Diketahui persentase penduduk miskin di Papua selama enam bulan terakhir mengalami peningkatan sebesar 0,09 basis poin, yaitu dari 26,55 persen pada September 2019 menjadi 26,64 persen pada Maret 2020. Total jumlah penduduk Papua berdasarkan data BPS mencapai 3,4 juta jiwa.
”Tingkat konsumsi masyarakat sangat ditentukan oleh jumlah pendapatan mereka. Pemerintah daerah harus berupaya maksimal agar tidak terjadi krisis ekonomi di Papua,” kata Sugianto.
Ketua Umum Perhimpunan Hotel dan Restoran Indonesia (PHRI) Provinsi Papua Syahrir Hasan berharap, pemerintah dapat mengeluarkan regulasi yang memahami kondisi yang dihadapi para pengusaha di bidang akomodasi dan restoran. Hal itu, misalnya, tidak membebankan pajak untuk pelaku usaha hotel dan restoran di tengah pandemi Covid-19.
”Di Jayapura, sekitar 3.000 pekerja yang sudah dirumahkan dan tingkat hunian kamar hotel turun hingga 80 persen. Kami berharap dukungan pemerintah agar sektor usaha hotel dan restoran bisa tetap bertahan di tengah pandemi Covid-19,” ujar Syahrir.
Ricardus Kristiatmoko selaku Direktur Utama Sasuka Online, yang memasarkan produk 200 usaha kecil dan menengah di Papua, mengatakan, diperlukan regulasi yang melindungi pelaku usaha mikro dan juga masyarakat sebagai konsumen. Selain itu, katanya, pemerintah harus memastikan penyediaan infrastruktur yang mendukung kegiatan ekonomi secara daring.

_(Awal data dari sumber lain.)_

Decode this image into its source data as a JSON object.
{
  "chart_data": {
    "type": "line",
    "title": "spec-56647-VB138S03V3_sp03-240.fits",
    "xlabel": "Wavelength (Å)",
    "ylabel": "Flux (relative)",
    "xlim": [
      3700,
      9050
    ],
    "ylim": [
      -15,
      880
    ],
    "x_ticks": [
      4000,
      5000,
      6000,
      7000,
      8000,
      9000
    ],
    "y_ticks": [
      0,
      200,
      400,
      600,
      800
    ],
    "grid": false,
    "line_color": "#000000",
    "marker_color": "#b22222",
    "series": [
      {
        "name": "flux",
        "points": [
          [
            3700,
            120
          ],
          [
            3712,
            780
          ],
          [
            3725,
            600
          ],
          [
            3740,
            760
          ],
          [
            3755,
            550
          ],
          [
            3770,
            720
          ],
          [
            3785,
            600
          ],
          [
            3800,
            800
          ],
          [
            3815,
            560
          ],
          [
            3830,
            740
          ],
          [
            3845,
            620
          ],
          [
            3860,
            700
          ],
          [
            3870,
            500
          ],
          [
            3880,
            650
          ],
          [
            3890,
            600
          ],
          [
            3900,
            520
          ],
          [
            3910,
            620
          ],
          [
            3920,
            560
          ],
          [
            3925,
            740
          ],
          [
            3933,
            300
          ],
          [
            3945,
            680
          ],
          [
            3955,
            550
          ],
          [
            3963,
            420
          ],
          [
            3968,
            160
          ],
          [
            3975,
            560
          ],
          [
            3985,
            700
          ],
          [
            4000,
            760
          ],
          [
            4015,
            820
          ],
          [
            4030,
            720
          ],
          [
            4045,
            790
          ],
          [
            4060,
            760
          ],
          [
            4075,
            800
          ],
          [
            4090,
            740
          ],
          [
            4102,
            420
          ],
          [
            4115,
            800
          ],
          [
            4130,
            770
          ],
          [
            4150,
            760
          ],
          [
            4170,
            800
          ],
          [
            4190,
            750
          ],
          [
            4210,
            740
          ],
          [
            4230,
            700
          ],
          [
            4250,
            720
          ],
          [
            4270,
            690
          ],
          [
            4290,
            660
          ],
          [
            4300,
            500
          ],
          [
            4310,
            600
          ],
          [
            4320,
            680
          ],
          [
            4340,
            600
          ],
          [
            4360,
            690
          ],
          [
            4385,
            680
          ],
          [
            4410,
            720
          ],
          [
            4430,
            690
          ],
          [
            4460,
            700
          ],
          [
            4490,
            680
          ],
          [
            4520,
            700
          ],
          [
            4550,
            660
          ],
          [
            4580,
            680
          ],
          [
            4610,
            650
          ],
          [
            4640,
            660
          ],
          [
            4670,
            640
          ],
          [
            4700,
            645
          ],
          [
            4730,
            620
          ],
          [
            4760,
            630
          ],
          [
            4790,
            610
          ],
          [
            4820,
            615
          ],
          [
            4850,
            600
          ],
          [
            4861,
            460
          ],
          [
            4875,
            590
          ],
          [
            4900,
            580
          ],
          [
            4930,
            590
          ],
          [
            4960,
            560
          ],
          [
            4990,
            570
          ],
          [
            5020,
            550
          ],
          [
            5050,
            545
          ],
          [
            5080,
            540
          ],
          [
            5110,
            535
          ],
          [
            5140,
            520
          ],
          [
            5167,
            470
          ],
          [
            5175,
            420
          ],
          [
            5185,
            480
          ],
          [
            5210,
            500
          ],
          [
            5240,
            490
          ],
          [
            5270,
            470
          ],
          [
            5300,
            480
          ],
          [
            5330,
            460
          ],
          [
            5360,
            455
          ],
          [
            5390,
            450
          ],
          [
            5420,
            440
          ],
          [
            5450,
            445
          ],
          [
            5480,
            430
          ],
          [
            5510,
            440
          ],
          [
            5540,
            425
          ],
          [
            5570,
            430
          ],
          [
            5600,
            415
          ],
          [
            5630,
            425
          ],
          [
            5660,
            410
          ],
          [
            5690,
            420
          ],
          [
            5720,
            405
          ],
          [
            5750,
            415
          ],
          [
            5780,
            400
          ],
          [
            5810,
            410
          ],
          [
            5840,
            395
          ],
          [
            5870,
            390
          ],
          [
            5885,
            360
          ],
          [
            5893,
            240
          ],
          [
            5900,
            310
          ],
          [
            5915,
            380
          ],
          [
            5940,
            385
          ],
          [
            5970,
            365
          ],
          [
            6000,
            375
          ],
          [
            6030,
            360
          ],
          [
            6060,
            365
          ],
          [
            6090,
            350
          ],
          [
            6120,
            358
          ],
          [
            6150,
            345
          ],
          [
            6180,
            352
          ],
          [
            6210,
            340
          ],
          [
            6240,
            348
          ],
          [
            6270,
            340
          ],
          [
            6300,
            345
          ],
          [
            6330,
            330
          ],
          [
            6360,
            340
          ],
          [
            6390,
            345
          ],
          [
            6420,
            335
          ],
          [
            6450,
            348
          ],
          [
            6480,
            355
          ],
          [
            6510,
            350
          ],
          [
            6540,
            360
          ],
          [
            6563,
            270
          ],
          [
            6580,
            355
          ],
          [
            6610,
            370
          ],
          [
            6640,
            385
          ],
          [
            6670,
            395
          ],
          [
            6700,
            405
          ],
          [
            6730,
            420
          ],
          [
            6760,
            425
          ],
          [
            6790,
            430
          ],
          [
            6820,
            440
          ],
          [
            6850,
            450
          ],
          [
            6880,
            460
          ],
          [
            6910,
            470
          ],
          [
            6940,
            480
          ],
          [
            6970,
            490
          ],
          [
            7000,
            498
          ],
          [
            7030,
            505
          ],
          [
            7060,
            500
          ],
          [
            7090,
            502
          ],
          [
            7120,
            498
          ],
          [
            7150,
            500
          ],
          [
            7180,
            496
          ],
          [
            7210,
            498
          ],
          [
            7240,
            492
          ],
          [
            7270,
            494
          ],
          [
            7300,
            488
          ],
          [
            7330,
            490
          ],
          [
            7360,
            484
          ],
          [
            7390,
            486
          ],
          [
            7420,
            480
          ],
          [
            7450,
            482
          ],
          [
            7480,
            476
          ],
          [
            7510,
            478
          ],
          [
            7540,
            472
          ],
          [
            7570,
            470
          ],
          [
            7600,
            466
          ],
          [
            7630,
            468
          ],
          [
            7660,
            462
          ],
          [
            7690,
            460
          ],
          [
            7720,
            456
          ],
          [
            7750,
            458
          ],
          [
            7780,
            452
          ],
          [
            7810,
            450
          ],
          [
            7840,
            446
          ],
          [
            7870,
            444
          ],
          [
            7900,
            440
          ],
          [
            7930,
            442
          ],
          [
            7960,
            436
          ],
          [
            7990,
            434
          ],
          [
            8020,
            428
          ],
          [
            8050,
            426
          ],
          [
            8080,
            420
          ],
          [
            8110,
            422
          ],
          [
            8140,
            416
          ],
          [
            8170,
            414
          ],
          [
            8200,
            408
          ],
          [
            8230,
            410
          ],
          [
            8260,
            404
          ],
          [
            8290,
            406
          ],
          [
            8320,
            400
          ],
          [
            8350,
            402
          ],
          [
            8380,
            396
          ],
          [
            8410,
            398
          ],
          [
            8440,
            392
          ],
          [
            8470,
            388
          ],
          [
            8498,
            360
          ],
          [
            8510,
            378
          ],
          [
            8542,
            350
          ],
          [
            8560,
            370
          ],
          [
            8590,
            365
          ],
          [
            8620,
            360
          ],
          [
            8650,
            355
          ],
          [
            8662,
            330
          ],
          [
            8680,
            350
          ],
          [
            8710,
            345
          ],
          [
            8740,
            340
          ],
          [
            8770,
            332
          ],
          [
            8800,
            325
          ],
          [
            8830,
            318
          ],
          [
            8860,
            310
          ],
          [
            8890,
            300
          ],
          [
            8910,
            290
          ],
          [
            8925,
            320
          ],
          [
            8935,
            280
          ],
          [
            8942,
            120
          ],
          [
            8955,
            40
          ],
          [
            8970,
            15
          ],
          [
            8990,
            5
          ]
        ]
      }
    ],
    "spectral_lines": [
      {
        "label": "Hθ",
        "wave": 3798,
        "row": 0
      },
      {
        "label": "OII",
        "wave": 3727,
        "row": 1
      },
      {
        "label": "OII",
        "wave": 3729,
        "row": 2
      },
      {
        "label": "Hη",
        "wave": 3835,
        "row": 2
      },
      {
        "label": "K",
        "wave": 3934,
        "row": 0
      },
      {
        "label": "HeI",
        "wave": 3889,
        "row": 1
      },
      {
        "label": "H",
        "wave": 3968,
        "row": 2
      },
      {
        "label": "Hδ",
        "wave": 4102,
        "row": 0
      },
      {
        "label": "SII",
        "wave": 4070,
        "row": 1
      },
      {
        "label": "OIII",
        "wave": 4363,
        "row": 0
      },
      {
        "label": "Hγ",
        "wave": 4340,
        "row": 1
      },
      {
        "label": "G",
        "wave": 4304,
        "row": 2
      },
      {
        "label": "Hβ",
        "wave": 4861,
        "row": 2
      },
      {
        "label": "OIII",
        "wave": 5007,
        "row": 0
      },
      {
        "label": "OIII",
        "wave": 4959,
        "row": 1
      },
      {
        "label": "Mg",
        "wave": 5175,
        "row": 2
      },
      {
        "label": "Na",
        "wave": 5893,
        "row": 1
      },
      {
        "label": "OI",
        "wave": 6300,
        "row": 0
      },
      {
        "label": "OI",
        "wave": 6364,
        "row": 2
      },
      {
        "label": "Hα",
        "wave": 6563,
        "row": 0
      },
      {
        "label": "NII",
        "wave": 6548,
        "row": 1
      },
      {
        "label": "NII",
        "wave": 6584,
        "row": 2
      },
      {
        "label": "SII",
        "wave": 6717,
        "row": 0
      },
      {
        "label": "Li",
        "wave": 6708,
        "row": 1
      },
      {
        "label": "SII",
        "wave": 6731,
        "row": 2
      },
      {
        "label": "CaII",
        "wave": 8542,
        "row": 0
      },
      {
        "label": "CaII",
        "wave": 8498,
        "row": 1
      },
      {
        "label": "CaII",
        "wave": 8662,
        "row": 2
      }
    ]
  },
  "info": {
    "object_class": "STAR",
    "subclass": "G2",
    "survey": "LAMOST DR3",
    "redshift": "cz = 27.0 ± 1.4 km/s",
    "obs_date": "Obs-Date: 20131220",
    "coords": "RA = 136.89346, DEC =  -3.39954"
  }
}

”Seharusnya pemerintah daerah di Papua menyiapkan program bantuan subsidi harga jual produk UMKM. Masyarakat membeli produk tersebut dengan harga yang murah, sedangkan UMKM tetap mendapatkan pemasukan dengan harga yang normal,” kata Ricardus.
Kepala Dinas Perindustrian, Perdagangan, Koperasi, UMKM, dan Tenaga Kerja Provinsi Papua Laduani Ladamay mengatakan, pihaknya akan menyiapkan bantuan modal usaha sebesar Rp 10 miliar untuk membantu pelaku UKM di seluruh wilayah Papua.
”Selain dari Pemerintah Provinsi Papua, pusat pun akan mengucurkan program Bantuan Presiden Produktif Anggaran sebesar Rp 2,4 juta untuk setiap UMKM. Dari pendataan sementara, terdapat 17.830 pelaku UMKM di Papua,” ujarnya.